Comment by roysting

2 days ago

That seems to me like a really worthwhile effort, especially for the continental Europeans if they want to keep the EU alive, even if it needs major, structural reform that I am not confident it can implement without total deconstruction first. If the EU wants to survive it simply cannot allow English to dominate it, nor is even French ideal, making Dutch the official language is of course silly for obvious reasons (regardless of my affinity for it), contemporary German seems to be self-deleting in many different way for many different reasons, and nonsense like Esperanto speaks for itself. But a kind of merging or integration of the German languages of central Europe would be an ideal candidate to bring about European unity in a sustainable and healthy manner... a meeting in the middle, maybe a restoration of old high German even that is the common node.

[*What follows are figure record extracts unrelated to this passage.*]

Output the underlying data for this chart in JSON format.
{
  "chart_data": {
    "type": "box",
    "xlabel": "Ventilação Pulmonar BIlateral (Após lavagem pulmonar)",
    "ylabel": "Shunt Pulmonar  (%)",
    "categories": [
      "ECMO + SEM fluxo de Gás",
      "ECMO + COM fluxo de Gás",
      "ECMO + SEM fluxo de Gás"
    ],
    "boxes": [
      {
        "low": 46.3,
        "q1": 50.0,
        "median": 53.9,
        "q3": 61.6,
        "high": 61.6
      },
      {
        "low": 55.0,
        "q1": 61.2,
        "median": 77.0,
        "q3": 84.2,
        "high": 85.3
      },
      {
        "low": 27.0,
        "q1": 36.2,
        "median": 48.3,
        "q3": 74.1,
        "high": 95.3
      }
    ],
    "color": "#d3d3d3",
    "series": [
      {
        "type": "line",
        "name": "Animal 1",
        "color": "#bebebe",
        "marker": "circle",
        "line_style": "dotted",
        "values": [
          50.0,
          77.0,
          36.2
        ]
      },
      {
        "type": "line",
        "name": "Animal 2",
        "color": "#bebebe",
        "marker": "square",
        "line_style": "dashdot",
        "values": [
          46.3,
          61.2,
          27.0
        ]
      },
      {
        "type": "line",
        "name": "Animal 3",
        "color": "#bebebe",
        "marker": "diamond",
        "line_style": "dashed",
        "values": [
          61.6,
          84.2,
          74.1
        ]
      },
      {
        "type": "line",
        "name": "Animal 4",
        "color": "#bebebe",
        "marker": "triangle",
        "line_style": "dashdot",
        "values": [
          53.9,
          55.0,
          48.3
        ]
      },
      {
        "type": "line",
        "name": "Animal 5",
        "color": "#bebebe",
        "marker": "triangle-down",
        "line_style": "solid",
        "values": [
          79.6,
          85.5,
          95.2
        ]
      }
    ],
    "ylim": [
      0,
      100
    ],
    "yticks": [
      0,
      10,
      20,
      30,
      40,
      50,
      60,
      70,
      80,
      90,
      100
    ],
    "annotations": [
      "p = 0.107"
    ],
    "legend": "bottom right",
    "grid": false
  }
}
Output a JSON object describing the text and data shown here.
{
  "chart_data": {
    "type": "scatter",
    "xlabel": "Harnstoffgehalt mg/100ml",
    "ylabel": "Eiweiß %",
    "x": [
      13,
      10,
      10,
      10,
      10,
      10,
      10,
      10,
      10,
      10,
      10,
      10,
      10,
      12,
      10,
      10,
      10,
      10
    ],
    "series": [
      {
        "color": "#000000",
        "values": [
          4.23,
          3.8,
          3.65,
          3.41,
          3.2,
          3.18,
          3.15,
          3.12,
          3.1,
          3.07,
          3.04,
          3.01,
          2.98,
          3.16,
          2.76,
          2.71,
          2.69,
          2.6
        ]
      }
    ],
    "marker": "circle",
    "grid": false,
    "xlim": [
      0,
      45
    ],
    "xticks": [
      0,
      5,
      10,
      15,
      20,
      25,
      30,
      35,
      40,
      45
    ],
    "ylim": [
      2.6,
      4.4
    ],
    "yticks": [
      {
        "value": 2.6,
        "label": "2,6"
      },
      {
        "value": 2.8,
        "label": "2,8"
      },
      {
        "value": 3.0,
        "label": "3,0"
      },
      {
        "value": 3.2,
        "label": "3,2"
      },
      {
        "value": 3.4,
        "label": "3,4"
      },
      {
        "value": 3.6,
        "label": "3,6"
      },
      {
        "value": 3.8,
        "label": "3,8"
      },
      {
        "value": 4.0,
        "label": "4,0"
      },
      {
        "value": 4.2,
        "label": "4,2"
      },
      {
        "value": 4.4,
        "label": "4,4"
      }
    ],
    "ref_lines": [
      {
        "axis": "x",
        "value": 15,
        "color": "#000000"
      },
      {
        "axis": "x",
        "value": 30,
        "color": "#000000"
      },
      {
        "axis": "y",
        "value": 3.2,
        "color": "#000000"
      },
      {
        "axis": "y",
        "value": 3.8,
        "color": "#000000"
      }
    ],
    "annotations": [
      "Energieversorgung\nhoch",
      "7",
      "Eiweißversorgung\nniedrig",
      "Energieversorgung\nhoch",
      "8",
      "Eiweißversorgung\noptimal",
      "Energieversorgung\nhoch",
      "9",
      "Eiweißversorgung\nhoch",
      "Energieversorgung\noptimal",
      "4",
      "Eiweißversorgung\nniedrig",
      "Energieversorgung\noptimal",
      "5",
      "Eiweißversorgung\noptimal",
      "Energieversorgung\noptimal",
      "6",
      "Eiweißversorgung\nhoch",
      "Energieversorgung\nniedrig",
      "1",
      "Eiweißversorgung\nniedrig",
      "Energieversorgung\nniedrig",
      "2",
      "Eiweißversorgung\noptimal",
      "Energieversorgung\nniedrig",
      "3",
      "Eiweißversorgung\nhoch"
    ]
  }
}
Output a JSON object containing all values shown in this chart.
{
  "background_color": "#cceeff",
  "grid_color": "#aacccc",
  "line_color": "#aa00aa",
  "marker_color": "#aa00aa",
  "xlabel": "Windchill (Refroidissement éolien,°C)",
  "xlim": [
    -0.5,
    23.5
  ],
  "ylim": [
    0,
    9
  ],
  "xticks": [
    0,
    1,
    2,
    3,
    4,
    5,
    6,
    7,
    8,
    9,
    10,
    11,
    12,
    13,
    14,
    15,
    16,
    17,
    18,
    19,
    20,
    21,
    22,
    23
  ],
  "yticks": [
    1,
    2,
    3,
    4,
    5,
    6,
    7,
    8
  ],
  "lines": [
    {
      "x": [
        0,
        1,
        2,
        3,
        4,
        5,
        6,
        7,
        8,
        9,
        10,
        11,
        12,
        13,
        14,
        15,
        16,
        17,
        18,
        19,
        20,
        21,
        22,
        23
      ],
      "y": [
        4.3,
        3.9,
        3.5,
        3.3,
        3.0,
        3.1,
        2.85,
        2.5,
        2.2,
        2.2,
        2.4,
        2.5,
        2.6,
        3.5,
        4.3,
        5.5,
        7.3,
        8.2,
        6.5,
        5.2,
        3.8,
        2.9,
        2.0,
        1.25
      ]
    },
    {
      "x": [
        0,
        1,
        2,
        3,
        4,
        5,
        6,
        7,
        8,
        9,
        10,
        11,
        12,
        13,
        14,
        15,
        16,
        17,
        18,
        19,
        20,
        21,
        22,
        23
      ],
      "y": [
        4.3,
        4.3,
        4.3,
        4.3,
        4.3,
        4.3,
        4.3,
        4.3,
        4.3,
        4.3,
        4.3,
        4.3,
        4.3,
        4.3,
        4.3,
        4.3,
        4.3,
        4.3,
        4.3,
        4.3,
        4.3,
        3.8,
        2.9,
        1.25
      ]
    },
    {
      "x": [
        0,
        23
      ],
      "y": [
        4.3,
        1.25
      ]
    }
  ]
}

I am generally even just sad writing this because even my proposal invariably means the total destruction of many languages, traditions, cultures, and true and healthy diversity that has defined Europe over all of recorded history; but at least if this effort of trying to mash Europe into a kind of neo-communist of uniform sludge, at least try to create something new and beautiful out of it, not some disgusting brown mush where the non-english EU speaks English, while by the end of the century the majority of people will not even be indigenous Europeans anymore.

It is sad realizing that what we are all currently witness to is a cataclysmic collapse and destruction of civilization in Europe on an order that humanity has not witness since the civilizational collapse of the Americas or even the Bronze Age collapse and minor cultural collapses and ethnocides that were perpetrated through the French proto-communist Revolution, the Russian communist revolution and the Chinese communist revolutions. It is astonishing knowing that I am living through a historical event that may even never be recorded, let alone well, because the likelihood that it will be recorded at all, let alone accurately is very low.

If a common German language could be created, along with maybe a common Romance language for Hispania and Italy, etc. at least there would be a kind of remaining legacy akin to how the Egyptian icons are enigmatic, even if their culture did not survive.

Trying to put your bizarre ethnonationalism aside, as HN is not the place for that:

Firstly, you're conflating German and Germanic, while ignoring that the common ancestor here dates to before the High German consonant shift between the 3rd and 5th centuries, that further split the German* languages, that had already long since split from the other Germanic languages.

Secondly, my point was merely that there is a closer relationship between the Germanic languages historically spoken around the North Sea, than with modern standard German that has carried with it the consonant shift, and so if you take into account Low German/Plattdeutsch, the similarities are more visible and obvious.

I see no reason to try to mush them together, but it would be interesting to see German take the approach of Norway: Norwegian have had a few fairly successful reforms actually moving it further away from Danish in some respect, but which also in some respects have mean allowing older forms closer to Norse in the majority form of Bokmål, that were retained/included in Nynorsk.

If German did the same thing and started encouraging and allowing those of the forms of minority Low German dialects that are closer to the older Germanic forms (e.g. Dag instead of Tag, for dag/day), it might over time restore some of the continuum.